Researchers at the University of Texas say bitcoin’s price peaks last year were down to artificial inflation.
Bitcoin dropped 2pc in value on Wednesday (13 June) following the publication of an academic paper that claimed its record price runs were the product of manipulation.
According to the researchers at the University of Texas, the cryptocurrency Tether was allegedly used by the Bitfinex exchange to support the price.
Bitcoin skyrocketed in 2017
Bitcoin had an unprecedented bull run last year, hitting a $20,000 record peak in December; at the time of writing, its value has plummeted to a little under $6,500.
Finance professor John Griffin and graduate student Amin Shams authored the paper and examined the flow of digital currency moving in and out of Bitfinex. They were able to find several patterns that suggested someone or some people successfully pushed up bitcoin prices while they dipped at other exchanges.
Griffin said: “There were obviously tremendous price increases last year, and this paper indicates that manipulation played a large part in those price increases.” He added that Tether seems to be used both to “stabilise and manipulate bitcoin prices”.
According to Griffin, Tether coins are created in large quantities, such as 100m. Almost all of these coins then move to Bitfinex. When bitcoin prices dip after the Tether is issued, Tether at Bitfinex and other exchanges is used “in a coordinated way”, causing the price of bitcoin to shoot up.
Bitfinex under scrutiny
Bitfinex executives have previously issued denials in the past that the exchange was involved in any manipulation and the new allegations presented in the paper have been refuted by the CEO of Bitfinex, JL van der Velde, who said: “Bitfinex nor Tether is, or has ever, engaged in any sort of market or price manipulation. Tether issuances cannot be used to prop up the price of bitcoin or any other coin/token on Bitfinex.”
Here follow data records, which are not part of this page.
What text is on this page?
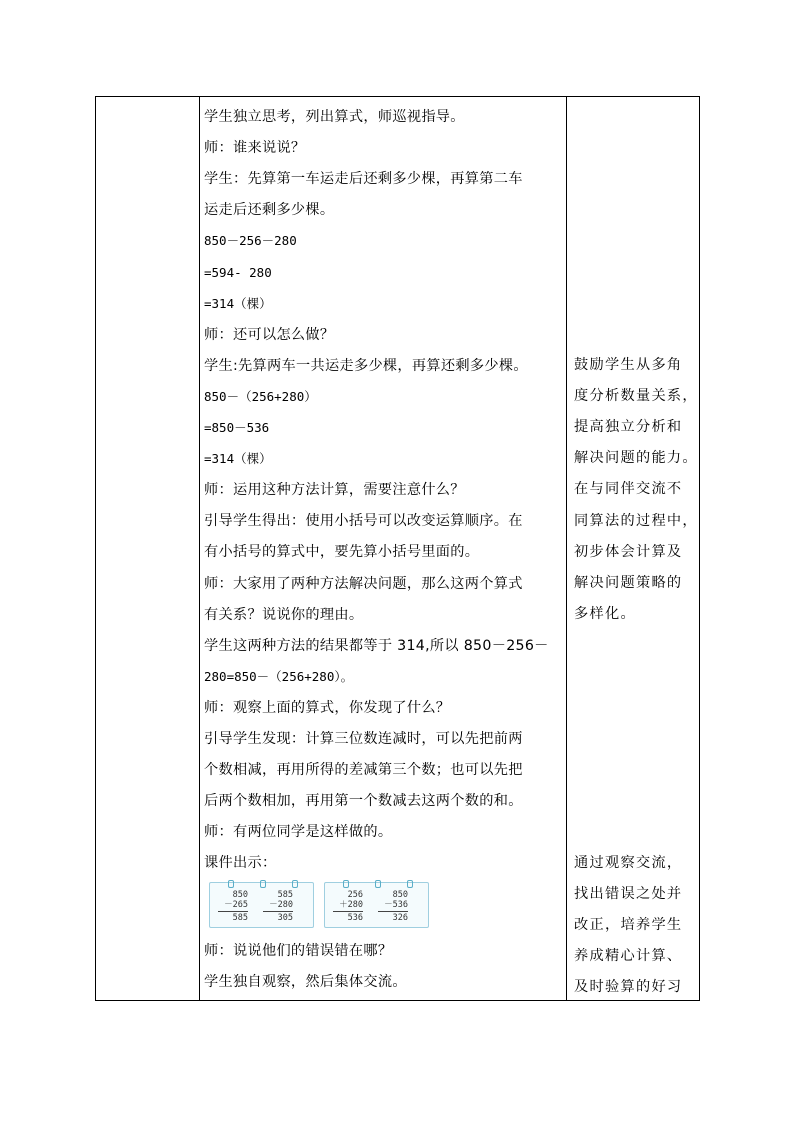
学生独立思考，列出算式，师巡视指导。
师：谁来说说？
学生：先算第一车运走后还剩多少棵，再算第二车
运走后还剩多少棵。
850－256－280
=594- 280
=314（棵）
师：还可以怎么做？
学生:先算两车一共运走多少棵，再算还剩多少棵。
850－（256+280）
=850－536
=314（棵）
师：运用这种方法计算，需要注意什么？
引导学生得出：使用小括号可以改变运算顺序。在
有小括号的算式中，要先算小括号里面的。
师：大家用了两种方法解决问题，那么这两个算式
有关系？说说你的理由。
学生这两种方法的结果都等于 314,所以 850－256－
280=850－（256+280）。
师：观察上面的算式，你发现了什么？
引导学生发现：计算三位数连减时，可以先把前两
个数相减，再用所得的差减第三个数；也可以先把
后两个数相加，再用第一个数减去这两个数的和。
师：有两位同学是这样做的。
课件出示：
850
－265
585
585
－280
305
256
＋280
536
850
－536
326
师：说说他们的错误错在哪？
学生独自观察，然后集体交流。
鼓励学生从多角
度分析数量关系，
提高独立分析和
解决问题的能力。
在与同伴交流不
同算法的过程中，
初步体会计算及
解决问题策略的
多样化。
通过观察交流，
找出错误之处并
改正，培养学生
养成精心计算、
及时验算的好习
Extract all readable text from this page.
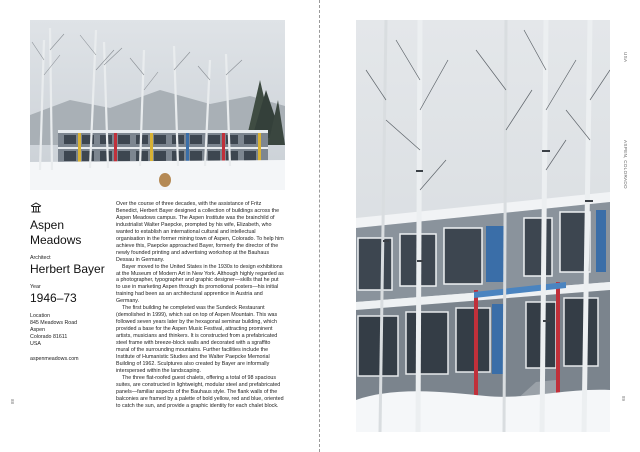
Aspen Meadows
Architect
Herbert Bayer
Year
1946–73
Location
845 Meadows Road
Aspen
Colorado 81611
USA
aspenmeadows.com

Over the course of three decades, with the assistance of Fritz Benedict, Herbert Bayer designed a collection of buildings across the Aspen Meadows campus. The Aspen Institute was the brainchild of industrialist Walter Paepcke, prompted by his wife, Elizabeth, who wanted to establish an international cultural and intellectual organisation in the former mining town of Aspen, Colorado. To help him achieve this, Paepcke approached Bayer, formerly the director of the newly founded printing and advertising workshop at the Bauhaus Dessau in Germany.

Bayer moved to the United States in the 1930s to design exhibitions at the Museum of Modern Art in New York. Although highly regarded as a photographer, typographer and graphic designer—skills that he put to use in marketing Aspen through its promotional posters—his initial training had been as an architectural apprentice in Austria and Germany.

The first building he completed was the Sundeck Restaurant (demolished in 1999), which sat on top of Aspen Mountain. This was followed seven years later by the hexagonal seminar building, which provided a base for the Aspen Music Festival, attracting prominent artists, musicians and thinkers. It is constructed from a prefabricated steel frame with breeze-block walls and decorated with a sgraffito mural of the surrounding mountains. Further facilities include the Institute of Humanistic Studies and the Walter Paepcke Memorial Building of 1962. Sculptures also created by Bayer are informally interspersed within the landscaping.

The three flat-roofed guest chalets, offering a total of 98 spacious suites, are constructed in lightweight, modular steel and prefabricated panels—familiar aspects of the Bauhaus style. The flank walls of the balconies are framed by a palette of bold yellow, red and blue, oriented to catch the sun, and provide a graphic identity for each chalet block.

88
89
USA
ASPEN, COLORADO
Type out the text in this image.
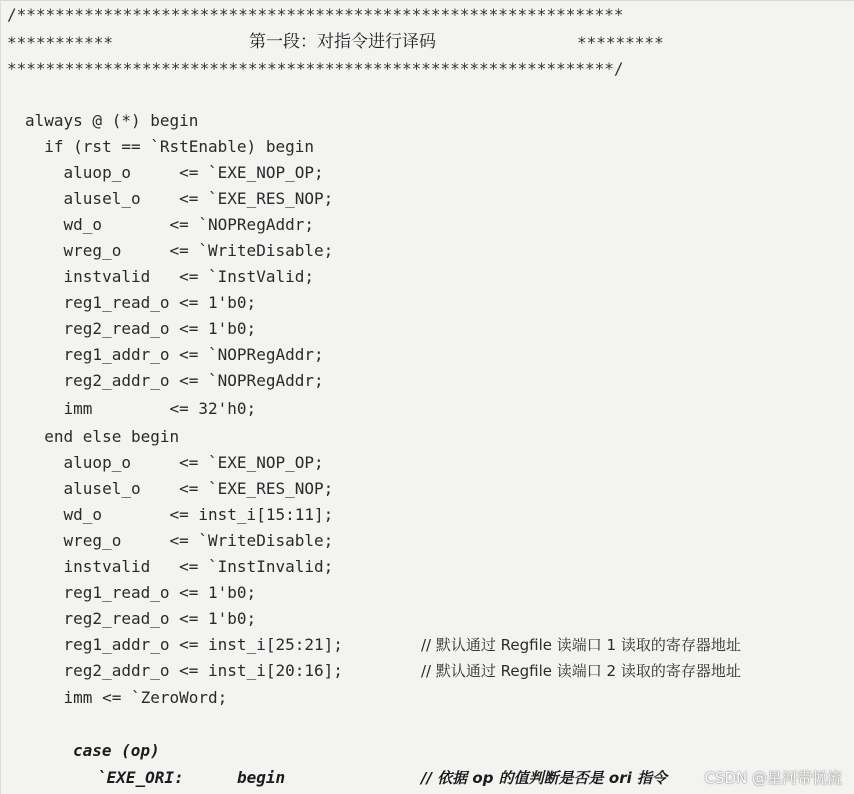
/***************************************************************
***********	第一段：对指令进行译码	*********
***************************************************************/
always @ (*) begin
if (rst == `RstEnable) begin
aluop_o     <= `EXE_NOP_OP;
alusel_o    <= `EXE_RES_NOP;
wd_o       <= `NOPRegAddr;
wreg_o     <= `WriteDisable;
instvalid   <= `InstValid;
reg1_read_o <= 1'b0;
reg2_read_o <= 1'b0;
reg1_addr_o <= `NOPRegAddr;
reg2_addr_o <= `NOPRegAddr;
imm        <= 32'h0;
end else begin
aluop_o     <= `EXE_NOP_OP;
alusel_o    <= `EXE_RES_NOP;
wd_o       <= inst_i[15:11];
wreg_o     <= `WriteDisable;
instvalid   <= `InstInvalid;
reg1_read_o <= 1'b0;
reg2_read_o <= 1'b0;
reg1_addr_o <= inst_i[25:21];	// 默认通过 Regfile 读端口 1 读取的寄存器地址
reg2_addr_o <= inst_i[20:16];	// 默认通过 Regfile 读端口 2 读取的寄存器地址
imm <= `ZeroWord;
case (op)
`EXE_ORI:	begin	// 依据 op 的值判断是否是 ori 指令 CSDN @星河带悦流
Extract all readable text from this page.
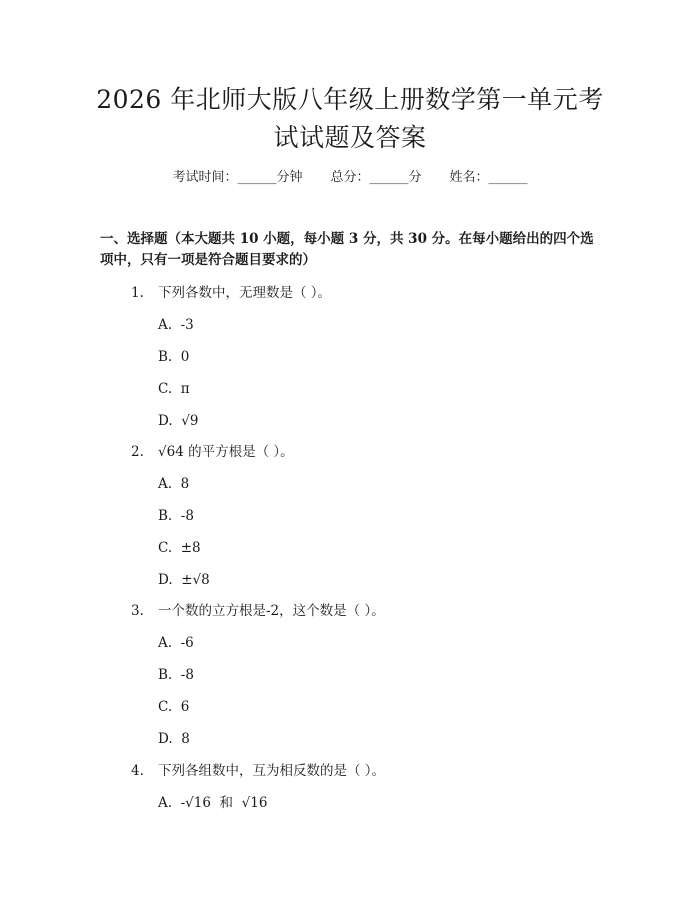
2026 年北师大版八年级上册数学第一单元考
试试题及答案
考试时间：______分钟 总分：______分 姓名：______
一、选择题（本大题共 10 小题，每小题 3 分，共 30 分。在每小题给出的四个选项中，只有一项是符合题目要求的）
1. 下列各数中，无理数是（ ）。
A.  -3
B.  0
C.  π
D.  √9
2. √64 的平方根是（ ）。
A.  8
B.  -8
C.  ±8
D.  ±√8
3. 一个数的立方根是-2，这个数是（ ）。
A.  -6
B.  -8
C.  6
D.  8
4. 下列各组数中，互为相反数的是（ ）。
A.  -√16  和  √16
The authors of the paper do not have an email or document trail to prove Bitfinex is responsible for the the price manipulation, but instead relied on the transaction records on the blockchain to sift out patterns, a method that has helped authorities spot suspicious activity in the past.
Other experts have vouched for the credibility of the paper, with Sarah Meiklejohn of University College London saying the research “seems sound” after a review. Griffin has previously written research identifying fraudulent patterns in other financial markets.
This paper is sure to add fuel to the fire as regulatory scrutiny around cryptocurrency continues to grow.